Caveat: I know little about geometry but as I learn I uncover unnoded material. I don't see why barycentric coordinates are important but I will present their definition and prove the coordinates are unique.

Theorem: Let A, B, and C be vectors defining three non-collinear points. Then any point D in the plane defined by the points can be uniquely written as aA + bB +cC, where a + b + c = 1. I will give a simple proof that I find elegant. It is taken from Dan Pedoe's book entitled Geometry.

Proof:

If D = A then the theorem is obvious.
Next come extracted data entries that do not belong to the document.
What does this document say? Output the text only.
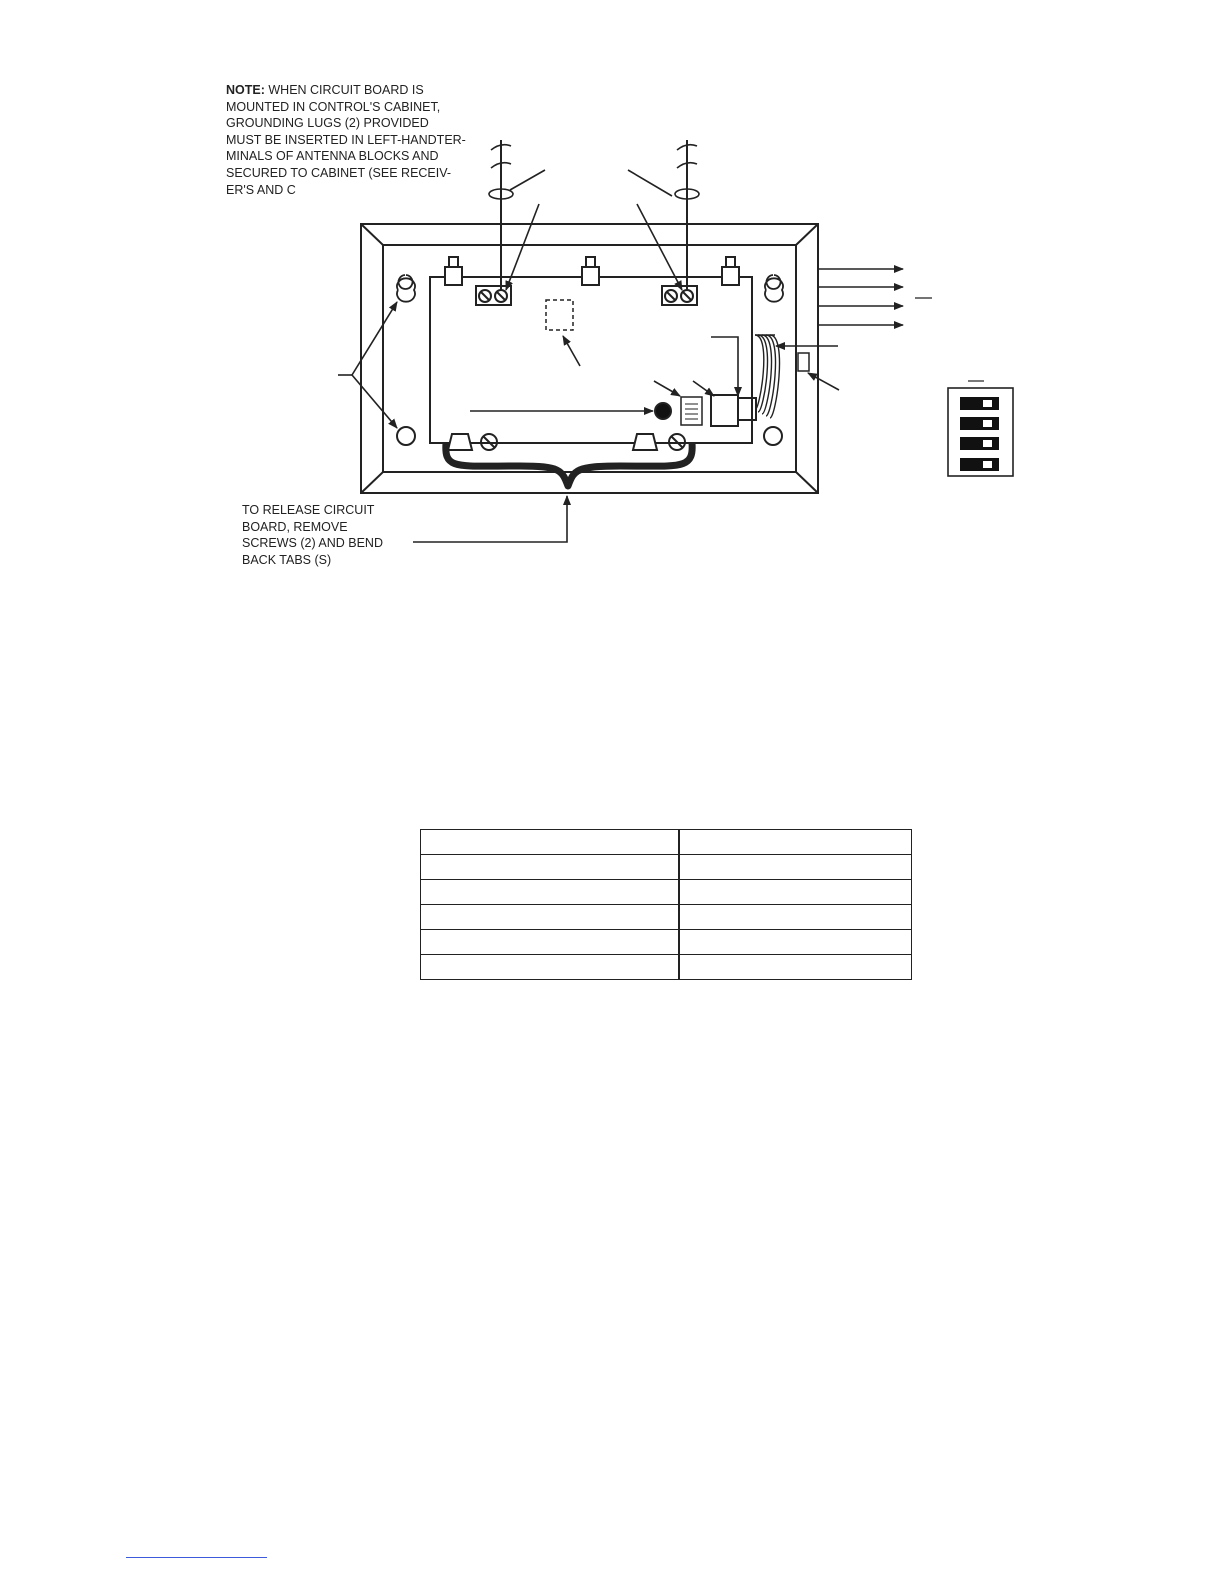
NOTE: WHEN CIRCUIT BOARD IS
MOUNTED IN CONTROL'S CABINET,
GROUNDING LUGS (2) PROVIDED
MUST BE INSERTED IN LEFT-HANDTER-
MINALS OF ANTENNA BLOCKS AND
SECURED TO CABINET (SEE RECEIV-
ER'S AND C
TO RELEASE CIRCUIT
BOARD, REMOVE
SCREWS (2) AND BEND
BACK TABS (S)
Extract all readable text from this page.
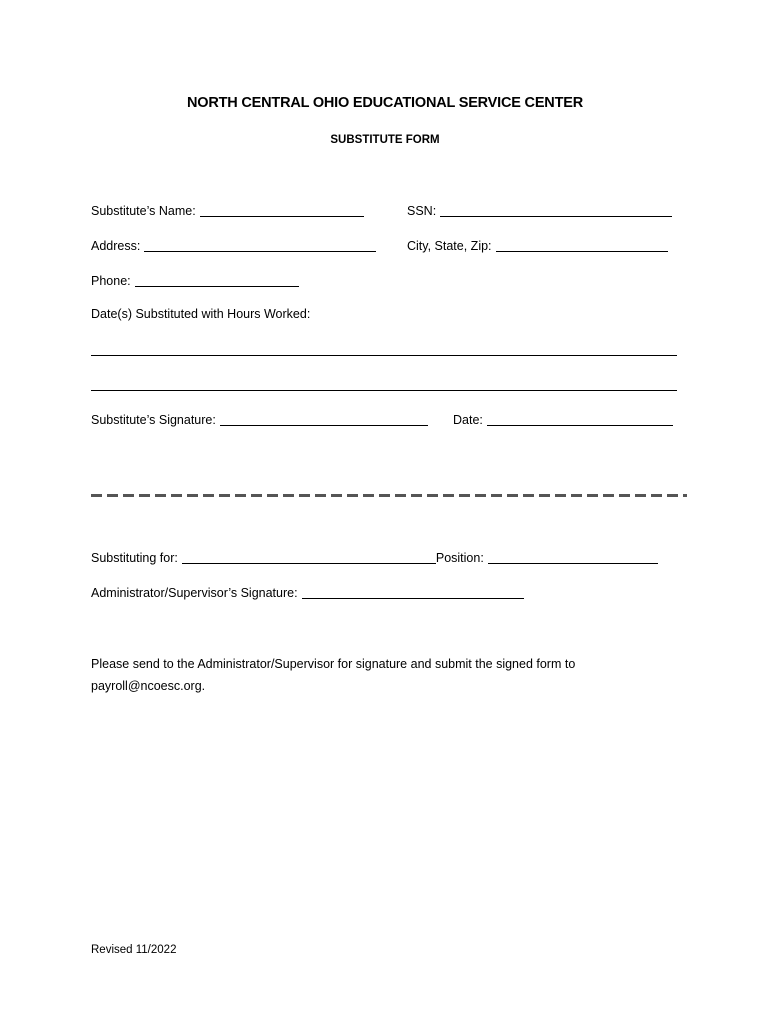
NORTH CENTRAL OHIO EDUCATIONAL SERVICE CENTER
SUBSTITUTE FORM
Substitute’s Name:	SSN:
Address:	City, State, Zip:
Phone:
Date(s) Substituted with Hours Worked:
Substitute’s Signature:	Date:
Substituting for:	Position:
Administrator/Supervisor’s Signature:
Please send to the Administrator/Supervisor for signature and submit the signed form to payroll@ncoesc.org.
Revised 11/2022
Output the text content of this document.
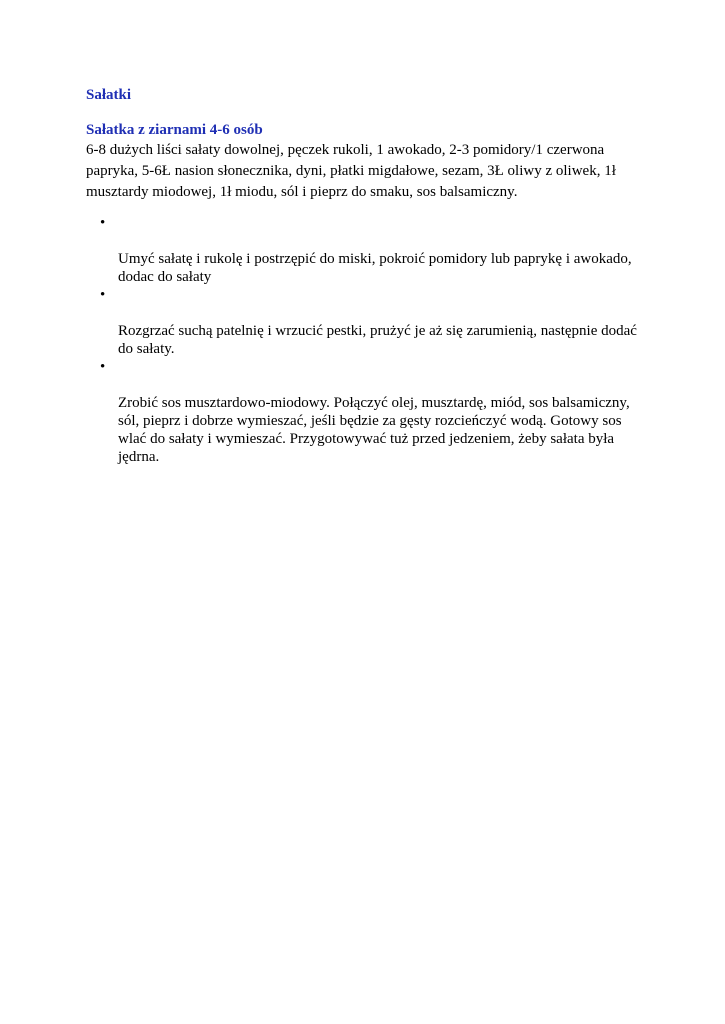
Sałatki
Sałatka z ziarnami 4-6 osób

6-8 dużych liści sałaty dowolnej, pęczek rukoli, 1 awokado, 2-3 pomidory/1 czerwona
papryka, 5-6Ł nasion słonecznika, dyni, płatki migdałowe, sezam, 3Ł oliwy z oliwek, 1ł
musztardy miodowej, 1ł miodu, sól i pieprz do smaku, sos balsamiczny.

•

Umyć sałatę i rukolę i postrzępić do miski, pokroić pomidory lub paprykę i awokado,
dodac do sałaty

•

Rozgrzać suchą patelnię i wrzucić pestki, prużyć je aż się zarumienią, następnie dodać
do sałaty.

•

Zrobić sos musztardowo-miodowy. Połączyć olej, musztardę, miód, sos balsamiczny,
sól, pieprz i dobrze wymieszać, jeśli będzie za gęsty rozcieńczyć wodą. Gotowy sos
wlać do sałaty i wymieszać. Przygotowywać tuż przed jedzeniem, żeby sałata była
jędrna.
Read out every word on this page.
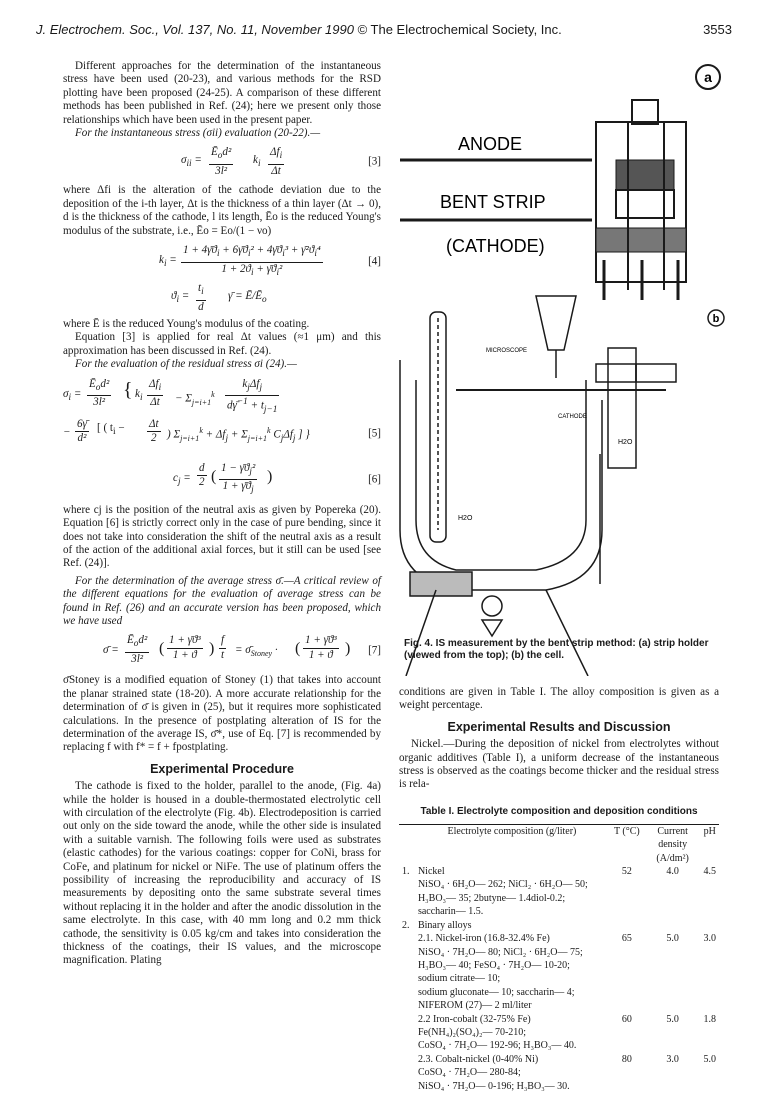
J. Electrochem. Soc., Vol. 137, No. 11, November 1990 © The Electrochemical Society, Inc.	3553

Different approaches for the determination of the instantaneous stress have been used (20-23), and various methods for the RSD plotting have been proposed (24-25). A comparison of these different methods has been published in Ref. (24); here we present only those relationships which have been used in the present paper.

For the instantaneous stress (σii) evaluation (20-22).—

$\sigma_{ii}$ =
$Ē_od^2$
3l²
$k_i$
$\Delta f_i$
Δt
[3]

where Δfi is the alteration of the cathode deviation due to the deposition of the i-th layer, Δt is the thickness of a thin layer (Δt → 0), d is the thickness of the cathode, l its length, Ēo is the reduced Young's modulus of the substrate, i.e., Ēo = Eo/(1 − νo)

$k_i = \frac{1 + 4\gammāϑ_i + 6\gammāϑ_i^2 + 4\gammāϑ_i^3 + \gammā^2ϑ_i^4}{1 + 2ϑ_i + \gammāϑ_i^2}$	[4]
$ϑ_i = \frac{t_i}{d}$ γ̄ = $Ē/Ē_o$

where Ē is the reduced Young's modulus of the coating.

Equation [3] is applied for real Δt values (≈1 μm) and this approximation has been discussed in Ref. (24).

For the evaluation of the residual stress σi (24).—

$\sigma_i$ =
$Ē_od^2$
3l²
{ $k_i$
$\Delta f_i$
$\Delta t - \Sigma_{j=i+1}^k$
$k_j\Delta f_j$
dγ̄$^{-1}$ + $t_{j-1}$
− $\frac{6\gammā}{\text{d²}}$ [ ( $t_i - \frac{\Delta t}{2}$ ) $\Sigma_{j=i+1}^k + \Delta f_j + \Sigma_{j=i+1}^k$ $C_j\Delta f_j$ ] }	[5]
$c_j = \frac{d}{2}$ ( $\frac{1 - \gammāϑ_j^2}{1 + \gammāϑ_j}$ )	[6]

where cj is the position of the neutral axis as given by Popereka (20). Equation [6] is strictly correct only in the case of pure bending, since it does not take into consideration the shift of the neutral axis as a result of the action of the additional axial forces, but it still can be used [see Ref. (24)].

For the determination of the average stress σ̄.—A critical review of the different equations for the evaluation of average stress can be found in Ref. (26) and an accurate version has been proposed, which we have used

σ̄ =
$Ē_od^2$
3l²
( $\frac{\text{1 + γ̄ϑ³}}{1 + ϑ}$ ) $\frac{f}{t}$ = $\sigmā_{Stoney}$ · ( $\frac{\text{1 + γ̄ϑ³}}{1 + ϑ}$ ) [7]

σ̄Stoney is a modified equation of Stoney (1) that takes into account the planar strained state (18-20). A more accurate relationship for the determination of σ̄ is given in (25), but it requires more sophisticated calculations. In the presence of postplating alteration of IS for the determination of the average IS, σ̄*, use of Eq. [7] is recommended by replacing f with f* = f + fpostplating.

Experimental Procedure

The cathode is fixed to the holder, parallel to the anode, (Fig. 4a) while the holder is housed in a double-thermostated electrolytic cell with circulation of the electrolyte (Fig. 4b). Electrodeposition is carried out only on the side toward the anode, while the other side is insulated with a suitable varnish. The following foils were used as substrates (elastic cathodes) for the various coatings: copper for CoNi, brass for CoFe, and platinum for nickel or NiFe. The use of platinum offers the possibility of increasing the reproducibility and accuracy of IS measurements by depositing onto the same substrate several times without replacing it in the holder and after the anodic dissolution in the same electrolyte. In this case, with 40 mm long and 0.2 mm thick cathode, the sensitivity is 0.05 kg/cm and takes into consideration the thickness of the coatings, their IS values, and the microscope magnification. Plating

a
ANODE
BENT STRIP
(CATHODE)
b
MICROSCOPE
CATHODE
H2O
H2O
Fig. 4. IS measurement by the bent strip method: (a) strip holder (viewed from the top); (b) the cell.

conditions are given in Table I. The alloy composition is given as a weight percentage.

Experimental Results and Discussion

Nickel.—During the deposition of nickel from electrolytes without organic additives (Table I), a uniform decrease of the instantaneous stress is observed as the coatings become thicker and the residual stress is rela-

Table I. Electrolyte composition and deposition conditions
	Electrolyte composition (g/liter)	T (°C)	Current density (A/dm²)	pH
1.	Nickel	52	4.0	4.5
	NiSO₄ · 6H₂O— 262; NiCl₂ · 6H₂O— 50;			
	H₃BO₃— 35; 2butyne— 1.4diol-0.2;			
	saccharin— 1.5.			
2.	Binary alloys			
	2.1. Nickel-iron (16.8-32.4% Fe)	65	5.0	3.0
	NiSO₄ · 7H₂O— 80; NiCl₂ · 6H₂O— 75;			
	H₃BO₃— 40; FeSO₄ · 7H₂O— 10-20;			
	sodium citrate— 10;			
	sodium gluconate— 10; saccharin— 4;			
	NIFEROM (27)— 2 ml/liter			
	2.2 Iron-cobalt (32-75% Fe)	60	5.0	1.8
	Fe(NH₄)₂(SO₄)₂— 70-210;			
	CoSO₄ · 7H₂O— 192-96; H₃BO₃— 40.			
	2.3. Cobalt-nickel (0-40% Ni)	80	3.0	5.0
	CoSO₄ · 7H₂O— 280-84;			
	NiSO₄ · 7H₂O— 0-196; H₃BO₃— 30.			
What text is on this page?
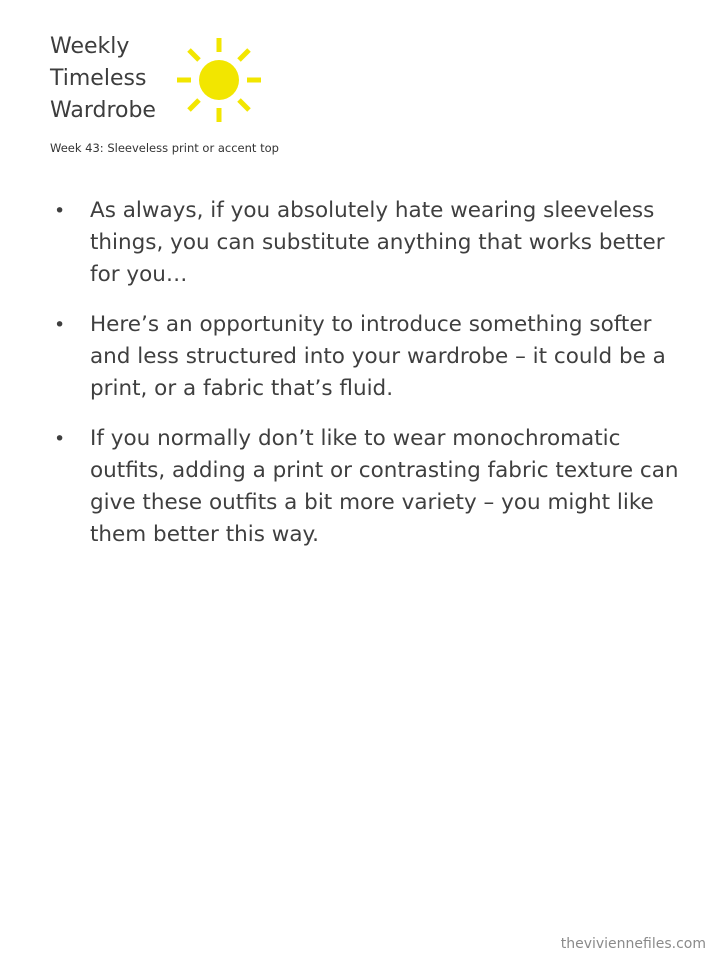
Weekly
Timeless
Wardrobe
Week 43: Sleeveless print or accent top
• As always, if you absolutely hate wearing sleeveless things, you can substitute anything that works better for you…
• Here’s an opportunity to introduce something softer and less structured into your wardrobe – it could be a print, or a fabric that’s fluid.
• If you normally don’t like to wear monochromatic outfits, adding a print or contrasting fabric texture can give these outfits a bit more variety – you might like them better this way.
theviviennefiles.com
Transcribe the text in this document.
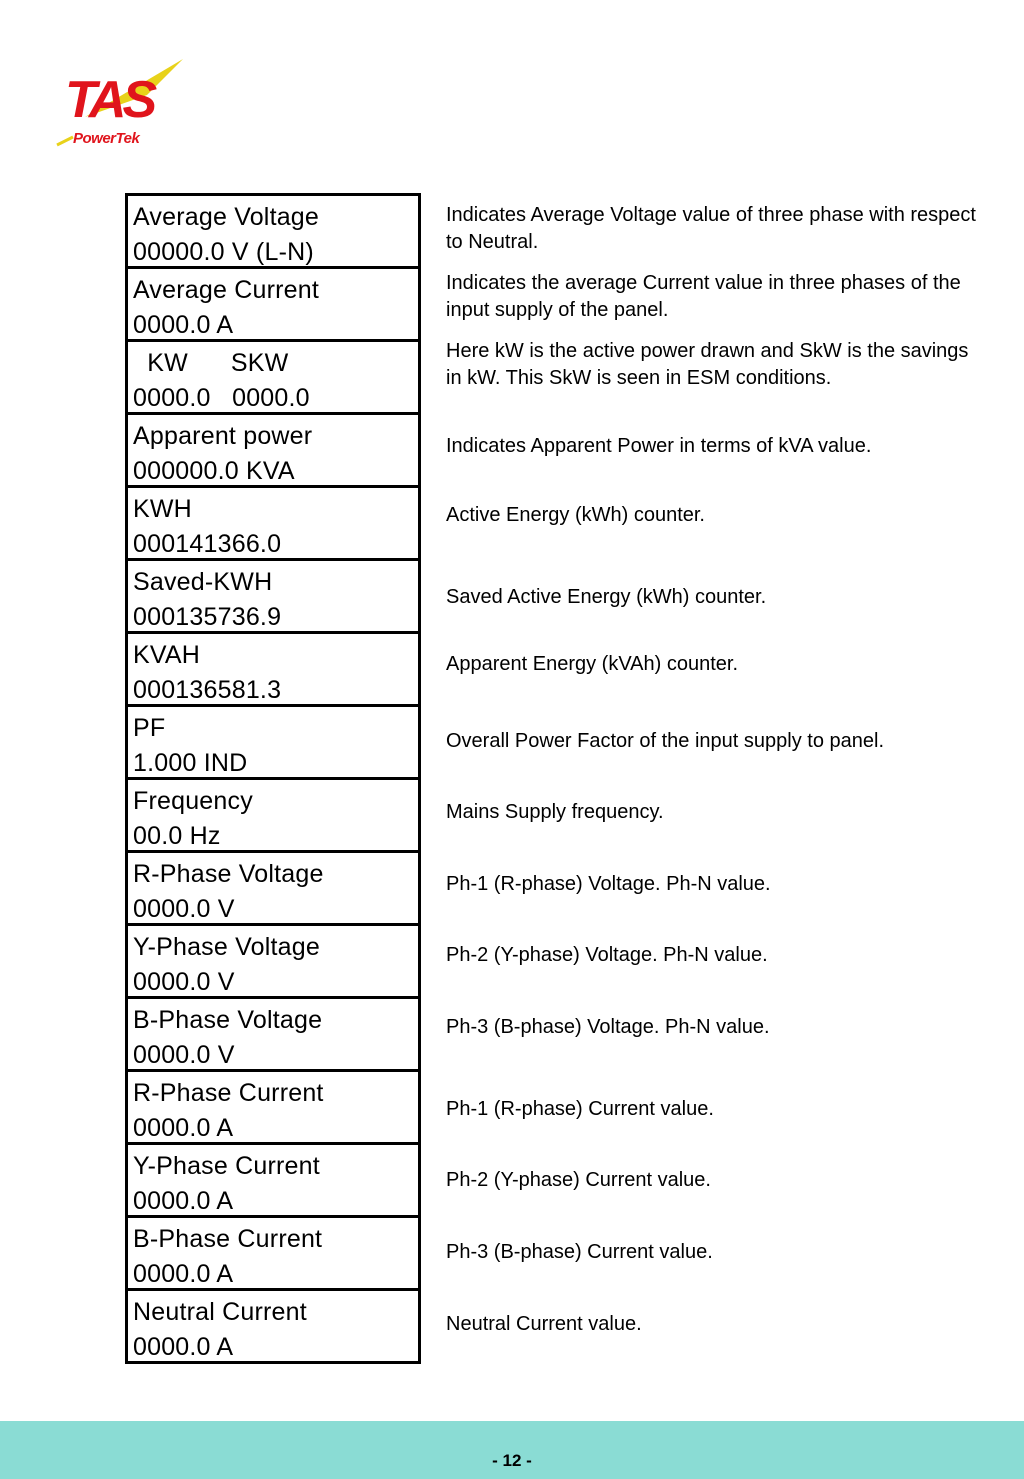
TAS
PowerTek
Average Voltage
00000.0 V (L-N)
Average Current
0000.0 A
KW      SKW
0000.0   0000.0
Apparent power
000000.0 KVA
KWH
000141366.0
Saved-KWH
000135736.9
KVAH
000136581.3
PF
1.000 IND
Frequency
00.0 Hz
R-Phase Voltage
0000.0 V
Y-Phase Voltage
0000.0 V
B-Phase Voltage
0000.0 V
R-Phase Current
0000.0 A
Y-Phase Current
0000.0 A
B-Phase Current
0000.0 A
Neutral Current
0000.0 A
Indicates Average Voltage value of three phase with respect to Neutral.
Indicates the average Current value in three phases of the input supply of the panel.
Here kW is the active power drawn and SkW is the savings in kW. This SkW is seen in ESM conditions.
Indicates Apparent Power in terms of kVA value.
Active Energy (kWh) counter.
Saved Active Energy (kWh) counter.
Apparent Energy (kVAh) counter.
Overall Power Factor of the input supply to panel.
Mains Supply frequency.
Ph-1 (R-phase) Voltage. Ph-N value.
Ph-2 (Y-phase) Voltage. Ph-N value.
Ph-3 (B-phase) Voltage. Ph-N value.
Ph-1 (R-phase) Current value.
Ph-2 (Y-phase) Current value.
Ph-3 (B-phase) Current value.
Neutral Current value.
- 12 -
Assume D != A. Let D' be a point on the line that passes through B and C. Then it is easy to show (write D' = B + t(C-B)) that D' = kB + k'C where k + k' = 1. By the same idea, D = lA + l'D' where l + l' = 1. Then D = lA + l'kB + l'k'C. The sum of the coefficients is l + l'k + l'k' = l + l'(k+k') = l + l' = 1.

The question remains as to whether the coefficients are unique. Assume D = aA + bB + cC = a'A + b'B + c'C, where the sums of both pairs of coefficients is 1. Then (a-a')A + (b-b')B + (c-c')C = 0. The sum of the coefficients in this equation is 1 - 1 = 0. In general, if X, Y, and Z are three non-collinear points and xX + yY +zZ = 0 and x + y + z = 0, then x = y = z = 0. This fact deserves a proof in another writeup but I do not know how to name it. Anyway, that fact proves the uniqueness of the barycentric coordinates.